Perry proposed the fund in 2003 amid a downturn in the state economy. He argued that Texas was losing out on jobs because other states were offering companies bigger incentives.
“We could set aside $200 million to close the deal with companies like Toyota, recognizing that not one dollar would be spent without the guarantee of jobs and paychecks coming to Texas,” Perry said at his State of the State speech that year.
Over the next decade, the fund gave out about $500 million to dozens of companies and projects, all of which promised to invest in Texas communities and create jobs. The outcomes have been decidedly mixed, with several high-profile projects delivering less than promised.
“Do these incentive programs need to go on for perpetuity? I think it’s a good conversation to have.”
— Gov. Rick Perry in September
The state of Texas also distributed millions of dollars more through the Emerging Technology Fund geared toward nurturing start-up firms, and a suite of event “trust fund” accounts used to lure sporting events and business conferences.
All of the state’s economic development funds have drawn allegations of corruption and questions of whether they are actually helping the state’s economy.
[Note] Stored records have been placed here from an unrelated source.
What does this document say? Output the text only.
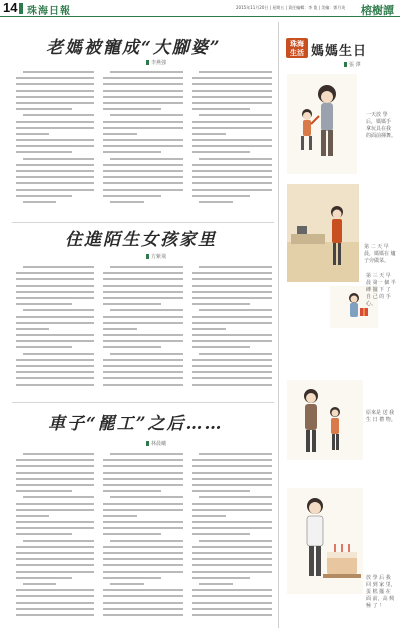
14 珠海日報	2015年11月20日 | 星期五 | 責任編輯：李 俊 | 美編：鄧月英 榕樹譚
老媽被寵成“大腳婆”
李燕強
住進陌生女孩家里
方紫飛
車子“罷工”之后……
林晨曦
珠海 生活 媽媽生日
張 澤
一天放 學后，媽媽手 拿玩具在我 的面前揮舞。
第 二 天 早 晨，媽媽在 爐子旁做菜。
第 三 天 早 晨 第一 個 半 磚 擺 下 了 自 己 的 手 心。
原來是 送 我 生 日 禮 物。
放 學 后 我 回 到 家 里，蛋 糕 擺 在 面 前，高 興 極 了 ！
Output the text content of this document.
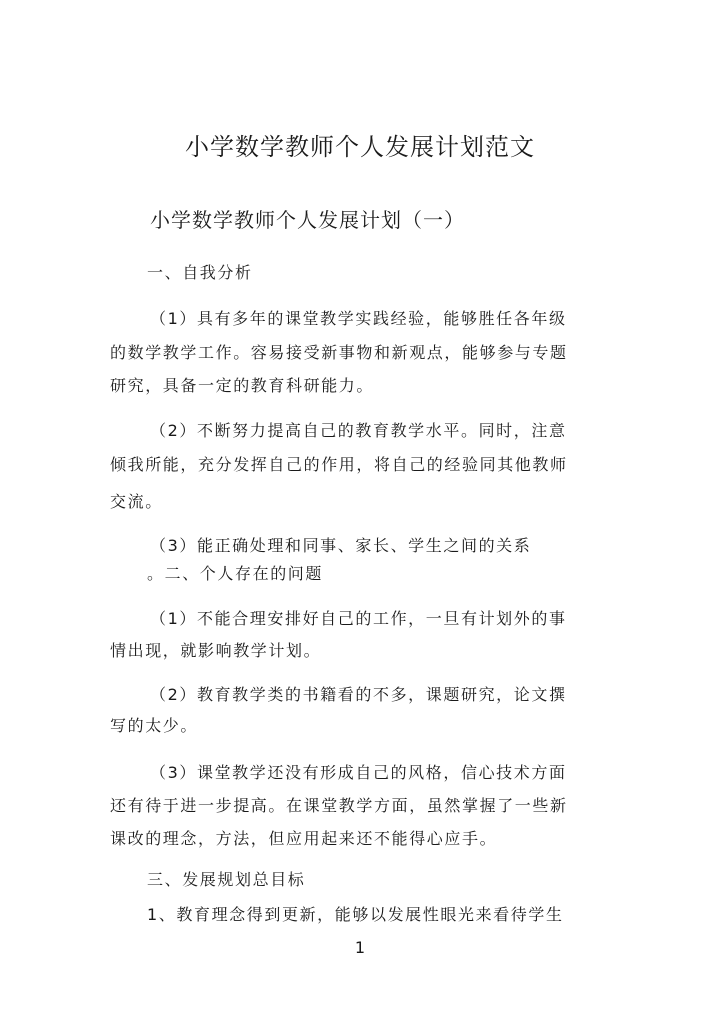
小学数学教师个人发展计划范文
小学数学教师个人发展计划（一）

一、自我分析

（1）具有多年的课堂教学实践经验，能够胜任各年级

的数学教学工作。容易接受新事物和新观点，能够参与专题

研究，具备一定的教育科研能力。

（2）不断努力提高自己的教育教学水平。同时，注意

倾我所能，充分发挥自己的作用，将自己的经验同其他教师

交流。

（3）能正确处理和同事、家长、学生之间的关系

。二、个人存在的问题

（1）不能合理安排好自己的工作，一旦有计划外的事

情出现，就影响教学计划。

（2）教育教学类的书籍看的不多，课题研究，论文撰

写的太少。

（3）课堂教学还没有形成自己的风格，信心技术方面

还有待于进一步提高。在课堂教学方面，虽然掌握了一些新

课改的理念，方法，但应用起来还不能得心应手。

三、发展规划总目标

1、教育理念得到更新，能够以发展性眼光来看待学生

1
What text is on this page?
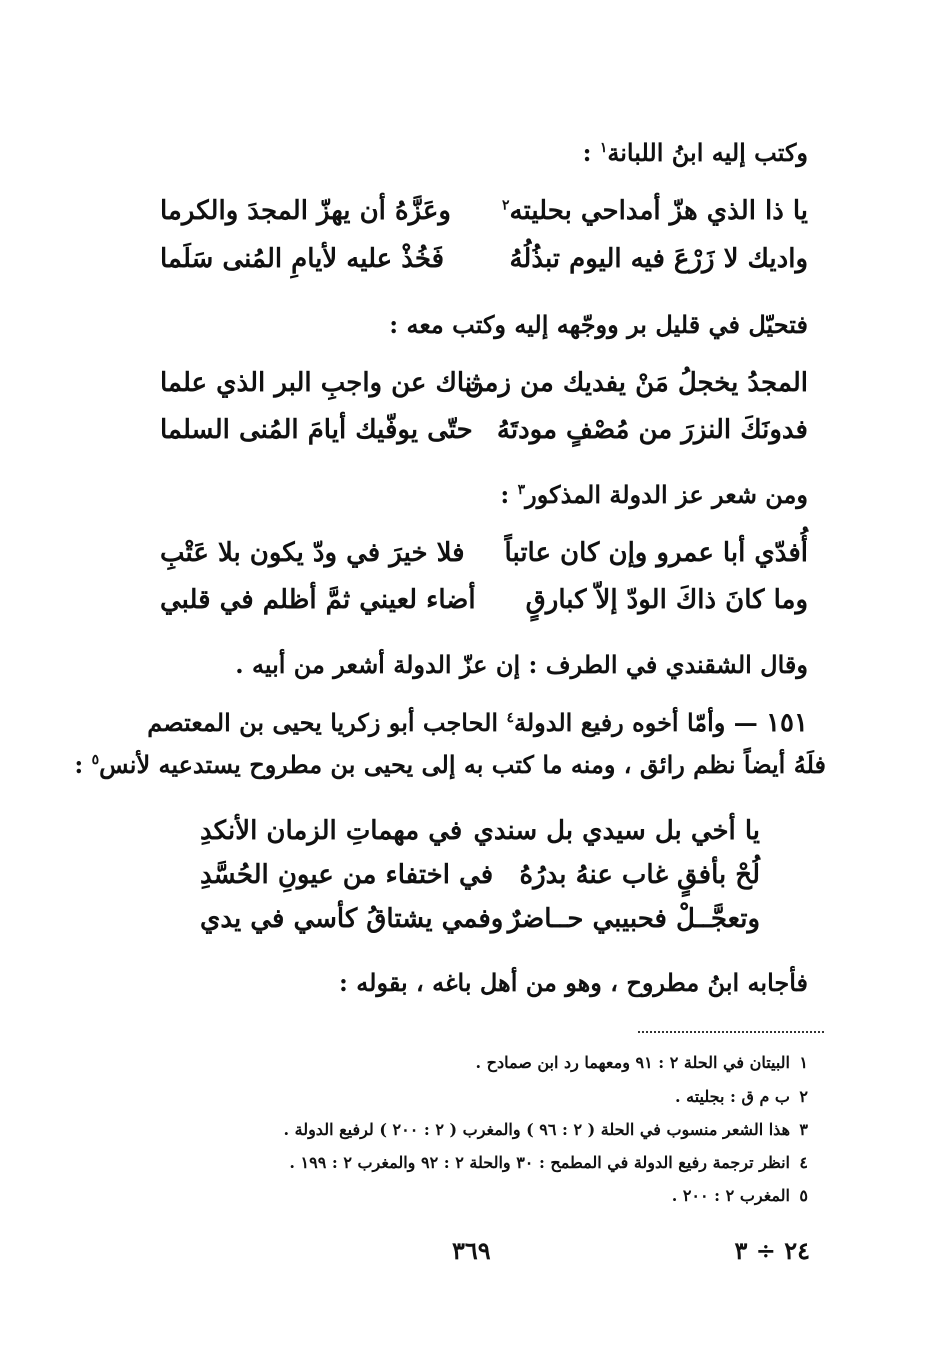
وكتب إليه ابنُ اللبانة$^١$ :
يا ذا الذي هزّ أمداحي بحليته$^٢$
وعَزَّهُ أن يهزّ المجدَ والكرما
واديك لا زَرْعَ فيه اليوم تبذُلُهُ
فَخُذْ عليه لأيامِ المُنى سَلَما
فتحيّل في قليل بر ووجّهه إليه وكتب معه :
المجدُ يخجلُ مَنْ يفديك من زمن
ثناك عن واجبِ البر الذي علما
فدونَكَ النزرَ من مُصْفٍ مودتَهُ
حتّى يوفّيك أيامَ المُنى السلما
ومن شعر عز الدولة المذكور$^٣$ :
أُفدّي أبا عمرو وإن كان عاتباً
فلا خيرَ في ودّ يكون بلا عَتْبِ
وما كانَ ذاكَ الودّ إلاّ كبارقٍ
أضاء لعيني ثمَّ أظلم في قلبي
وقال الشقندي في الطرف : إن عزّ الدولة أشعر من أبيه .
١٥١ — وأمّا أخوه رفيع الدولة$^٤$ الحاجب أبو زكريا يحيى بن المعتصم
فلَهُ أيضاً نظم رائق ، ومنه ما كتب به إلى يحيى بن مطروح يستدعيه لأنس$^٥$ :
يا أخي بل سيدي بل سندي
في مهماتِ الزمان الأنكدِ
لُحْ بأفقٍ غاب عنهُ بدرُهُ
في اختفاء من عيونِ الحُسَّدِ
وتعجَّــلْ فحبيبي حــاضرٌ
وفمي يشتاقُ كأسي في يدي
فأجابه ابنُ مطروح ، وهو من أهل باغه ، بقوله :
١البيتان في الحلة ٢ : ٩١ ومعهما رد ابن صمادح .
٢ب م ق : بجليته .
٣هذا الشعر منسوب في الحلة ( ٢ : ٩٦ ) والمغرب ( ٢ : ٢٠٠ ) لرفيع الدولة .
٤انظر ترجمة رفيع الدولة في المطمح : ٣٠ والحلة ٢ : ٩٢ والمغرب ٢ : ١٩٩ .
٥المغرب ٢ : ٢٠٠ .
٣٦٩	٢٤ ÷ ٣
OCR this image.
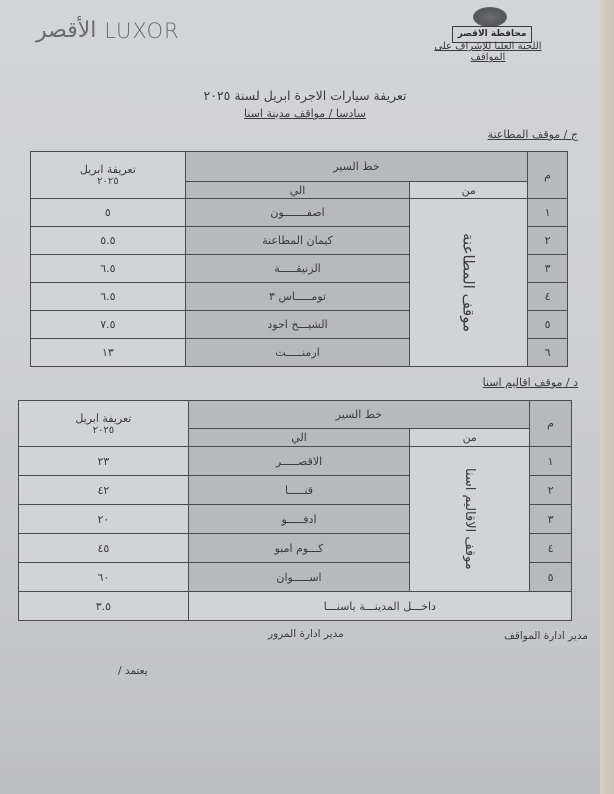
الأقصر LUXOR	محافظة الاقصر
اللجنة العليا للإشراف على المواقف
تعريفة سيارات الاجرة ابريل لسنة ٢٠٢٥
سادسا / مواقف مدينة اسنا
ج / موقف المطاعنة
م	خط السير		تعريفة ابريل
٢٠٢٥

	من	الي	
١	موقف المطاعنة	اصفـــــــون	٥
٢		كيمان المطاعنة	٥.٥
٣		الزنيقـــــة	٦.٥
٤		تومـــــاس ٣	٦.٥
٥		الشيـــخ احود	٧.٥
٦		ارمنـــــت	١٣
د / موقف اقاليم اسنا
م	خط السير		تعريفة ابريل
٢٠٢٥

	من	الي	
١	موقف الاقاليم اسنا	الاقصـــــر	٢٣
٢		قنـــــا	٤٢
٣		ادفـــــو	٢٠
٤		كـــوم امبو	٤٥
٥		اســـــوان	٦٠
داخـــل المدينـــة باسنـــا			٣.٥
مدير ادارة المواقف
مدير ادارة المرور
يعتمد /
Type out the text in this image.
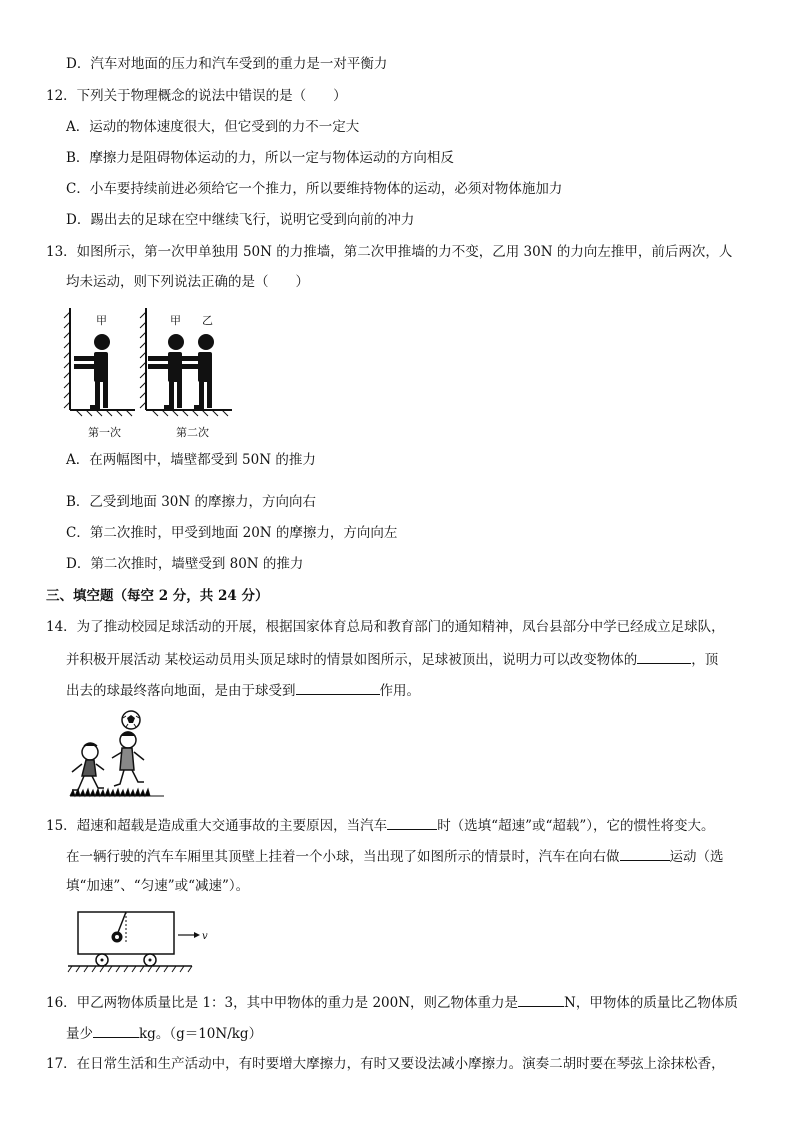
D．汽车对地面的压力和汽车受到的重力是一对平衡力
12．下列关于物理概念的说法中错误的是（　　）
A．运动的物体速度很大，但它受到的力不一定大
B．摩擦力是阻碍物体运动的力，所以一定与物体运动的方向相反
C．小车要持续前进必须给它一个推力，所以要维持物体的运动，必须对物体施加力
D．踢出去的足球在空中继续飞行，说明它受到向前的冲力
13．如图所示，第一次甲单独用 50N 的力推墙，第二次甲推墙的力不变，乙用 30N 的力向左推甲，前后两次，人
均未运动，则下列说法正确的是（　　）
甲	甲 乙
第一次	第二次
A．在两幅图中，墙壁都受到 50N 的推力
B．乙受到地面 30N 的摩擦力，方向向右
C．第二次推时，甲受到地面 20N 的摩擦力，方向向左
D．第二次推时，墙壁受到 80N 的推力
三、填空题（每空 2 分，共 24 分）
14．为了推动校园足球活动的开展，根据国家体育总局和教育部门的通知精神，凤台县部分中学已经成立足球队，
并积极开展活动 某校运动员用头顶足球时的情景如图所示，足球被顶出，说明力可以改变物体的	，顶
出去的球最终落向地面，是由于球受到	作用。
15．超速和超载是造成重大交通事故的主要原因，当汽车	时（选填“超速”或“超载”），它的惯性将变大。
在一辆行驶的汽车车厢里其顶壁上挂着一个小球，当出现了如图所示的情景时，汽车在向右做	运动（选
填“加速”、“匀速”或“减速”）。
v
16．甲乙两物体质量比是 1：3，其中甲物体的重力是 200N，则乙物体重力是	N，甲物体的质量比乙物体质
量少	kg。（g＝10N/kg）
17．在日常生活和生产活动中，有时要增大摩擦力，有时又要设法减小摩擦力。演奏二胡时要在琴弦上涂抹松香，
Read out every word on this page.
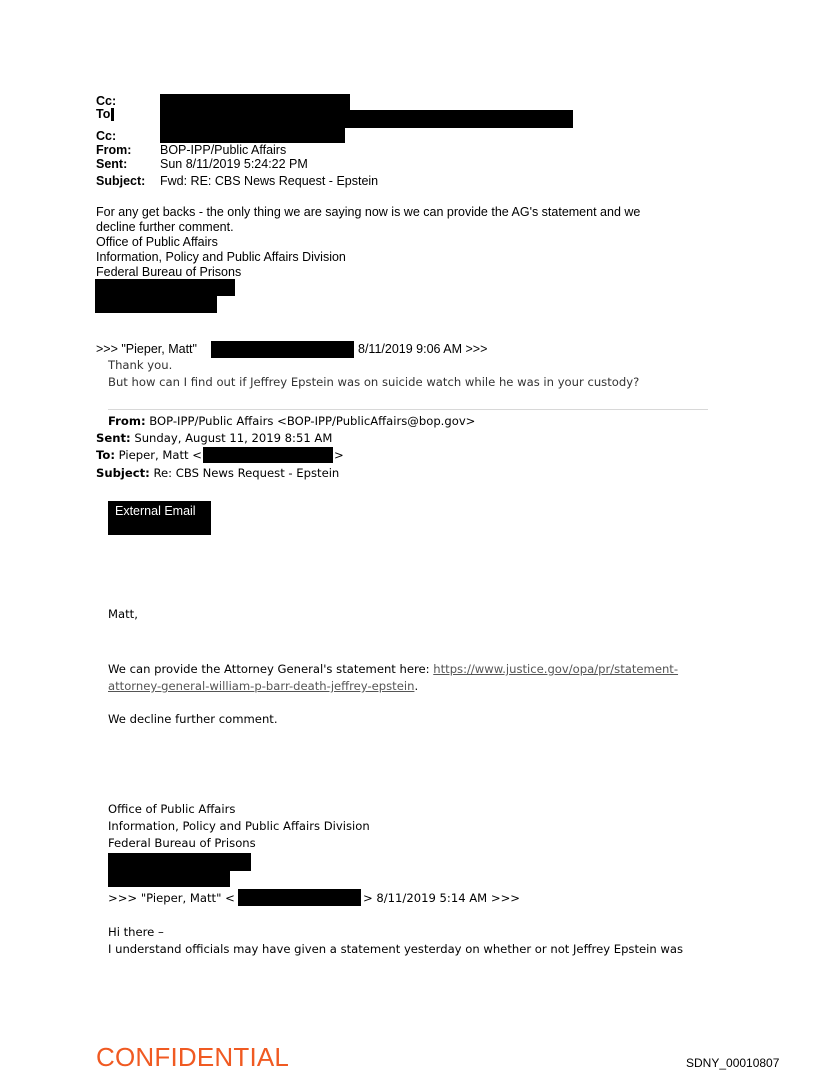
Cc:
To
Cc:
From: BOP-IPP/Public Affairs
Sent:	Sun 8/11/2019 5:24:22 PM
Subject: Fwd: RE: CBS News Request - Epstein
For any get backs - the only thing we are saying now is we can provide the AG's statement and we
decline further comment.
Office of Public Affairs
Information, Policy and Public Affairs Division
Federal Bureau of Prisons
>>> "Pieper, Matt"	8/11/2019 9:06 AM >>>
Thank you.
But how can I find out if Jeffrey Epstein was on suicide watch while he was in your custody?
From: BOP-IPP/Public Affairs <BOP-IPP/PublicAffairs@bop.gov>
Sent: Sunday, August 11, 2019 8:51 AM
To: Pieper, Matt <	>
Subject: Re: CBS News Request - Epstein
External Email
Matt,
We can provide the Attorney General's statement here: https://www.justice.gov/opa/pr/statement-
attorney-general-william-p-barr-death-jeffrey-epstein.
We decline further comment.
Office of Public Affairs
Information, Policy and Public Affairs Division
Federal Bureau of Prisons
>>> "Pieper, Matt" <	> 8/11/2019 5:14 AM >>>
Hi there –
I understand officials may have given a statement yesterday on whether or not Jeffrey Epstein was
CONFIDENTIAL	SDNY_00010807
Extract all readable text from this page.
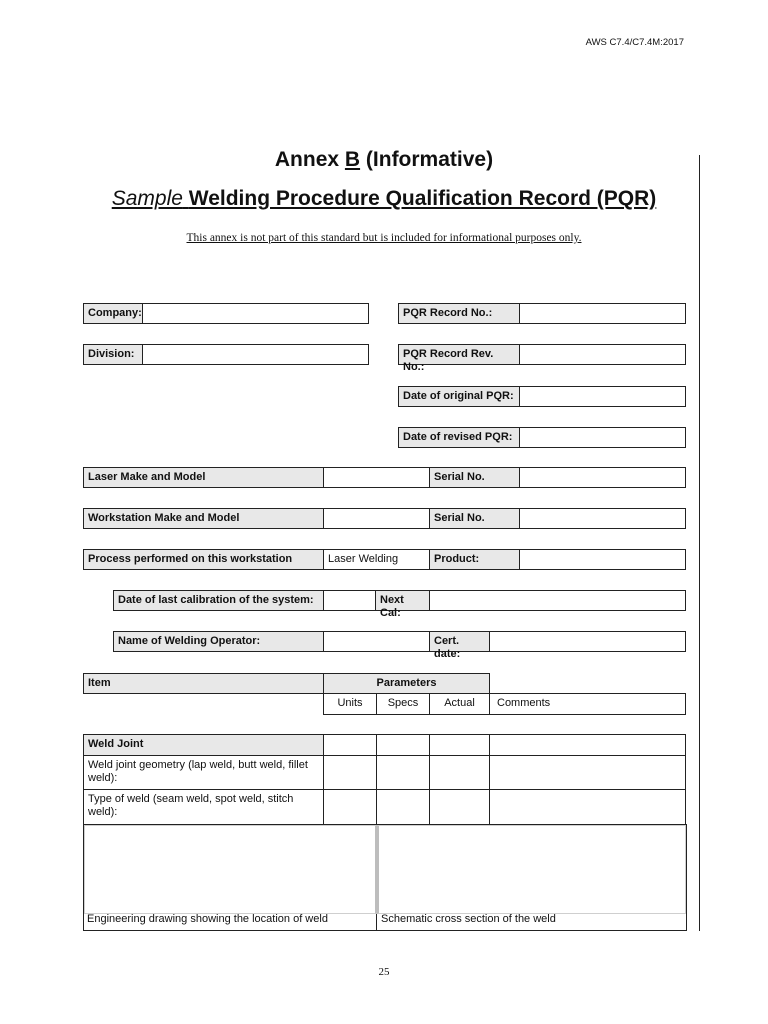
AWS C7.4/C7.4M:2017
Annex B (Informative)
Sample Welding Procedure Qualification Record (PQR)
This annex is not part of this standard but is included for informational purposes only.
Company:
Division:
PQR Record No.:
PQR Record Rev. No.:
Date of original PQR:
Date of revised PQR:
Laser Make and Model	Serial No.
Workstation Make and Model	Serial No.
Process performed on this workstation	Laser Welding	Product:
Date of last calibration of the system:	Next Cal:
Name of Welding Operator:	Cert. date:
Item	Parameters
Units	Specs	Actual	Comments
Weld Joint
Weld joint geometry (lap weld, butt weld, fillet weld):
Type of weld (seam weld, spot weld, stitch weld):
Engineering drawing showing the location of weld	Schematic cross section of the weld
25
“The Enterprise Fund awarded hundreds of millions of taxpayer dollars to private companies that pumped $1.6 million into Perry’s campaign coffers,” said Craig McDonald, director of Texans for Public Justice, a liberal watchdog group. “Perry’s legacy is that he built the ultimate crony-capitalist state.”
The debate appeared to reach a tipping point this year surrounding two events. First, Toyota announced it was moving its headquarters from California to Texas. An Enterprise Fund award of $40 million to the company drew sharp criticism for both its size and for comments from Toyota officials indicating that the award did not impact their decision.
Then in September, State Auditor John Keel released his examination of a decade of Enterprise Fund’s awards. The audit described a program riddled with weak oversight and raised serious questions about its value in creating jobs or improving the state’s economy. On the campaign trail, the two leading candidates to replace Perry were critical of the program. Gov.-elect Greg Abbott has called for a re-evaluation of the Enterprise Fund.
As the Legislature meets for the first time in more than a decade under a governor other than Perry, a growing group of lawmakers seems interested in severely curtailing the state’s aggressive approach to economic incentives. Speaking in September, Perry seemed comfortable with such a debate taking place after he was gone.
“Do these incentive programs need to go on for perpetuity?” Perry said. “I think it’s a good conversation to have.”